Adsense

19 Jul 2007

Menafsirkan Simbol-Simbol Leluhur

(Resensi ini pernah dimuat di cbn.net.id pada portal cybershopping-book review tahun 2004, kini saya mengarsipkannya pada blog saya)

Judul Buku : Hermeneutika Sunda: Simbol-Simbol Babad Pakuan/Guru Gantangan
Penulis : Jakob Sumardjo
Penerbit : Kelir, Bandung
Tahun terbit : Pebruari 2004, Cetakan ke-1
Tebal Buku : xviii, 132 halaman

Hermeneutika berasal dari bahasa Yunani hermeneuin yang berarti menafsirkan.
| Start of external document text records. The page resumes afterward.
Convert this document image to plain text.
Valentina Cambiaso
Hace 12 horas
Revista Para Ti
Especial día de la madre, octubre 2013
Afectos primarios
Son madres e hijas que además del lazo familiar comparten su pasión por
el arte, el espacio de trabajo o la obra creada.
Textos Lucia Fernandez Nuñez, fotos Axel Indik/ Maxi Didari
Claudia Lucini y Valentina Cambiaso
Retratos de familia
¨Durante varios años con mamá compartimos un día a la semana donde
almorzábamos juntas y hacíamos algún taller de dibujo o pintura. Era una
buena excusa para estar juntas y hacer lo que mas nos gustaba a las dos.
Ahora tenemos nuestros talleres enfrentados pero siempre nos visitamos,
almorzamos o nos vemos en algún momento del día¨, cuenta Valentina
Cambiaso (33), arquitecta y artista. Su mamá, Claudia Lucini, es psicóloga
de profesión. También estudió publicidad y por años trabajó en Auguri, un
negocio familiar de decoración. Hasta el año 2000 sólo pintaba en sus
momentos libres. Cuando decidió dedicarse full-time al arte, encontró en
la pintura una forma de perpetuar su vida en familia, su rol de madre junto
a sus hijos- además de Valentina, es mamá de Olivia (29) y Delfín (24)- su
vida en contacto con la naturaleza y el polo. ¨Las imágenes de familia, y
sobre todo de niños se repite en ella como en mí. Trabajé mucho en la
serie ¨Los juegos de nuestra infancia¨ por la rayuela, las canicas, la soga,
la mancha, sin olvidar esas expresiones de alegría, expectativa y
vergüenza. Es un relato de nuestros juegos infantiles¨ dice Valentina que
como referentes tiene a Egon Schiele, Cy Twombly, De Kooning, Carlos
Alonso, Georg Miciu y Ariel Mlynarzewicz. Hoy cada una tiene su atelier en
Hermeneutika mungkin pula diasosiasikan kepada Hermes sebagai utusan dewa Zeus yang mempunyai tugas khusus menyampaikan pesan yang masih dalam bahasa langit ke dalam bahasa yang dimengerti manusia. Jadi hermeneutika adalah filsafat dan atau metode penafsiran secara ilmiah.

Jakob Sumardjo mengkaji naskah Babad Pakuan yang ditranskripsi dari aksara Sunda-Jawa ke aksara Latin oleh Atja, Saleh Danasasmita, dan Nana Darmana (1977). Naskah tersebut ditulis pada 1862 berdasarkan naskah lebih tua yang ditulis tahun 1816 dan 1817 sewaktu pemerintahan Dalem Sumedang, Pangeran Kornel.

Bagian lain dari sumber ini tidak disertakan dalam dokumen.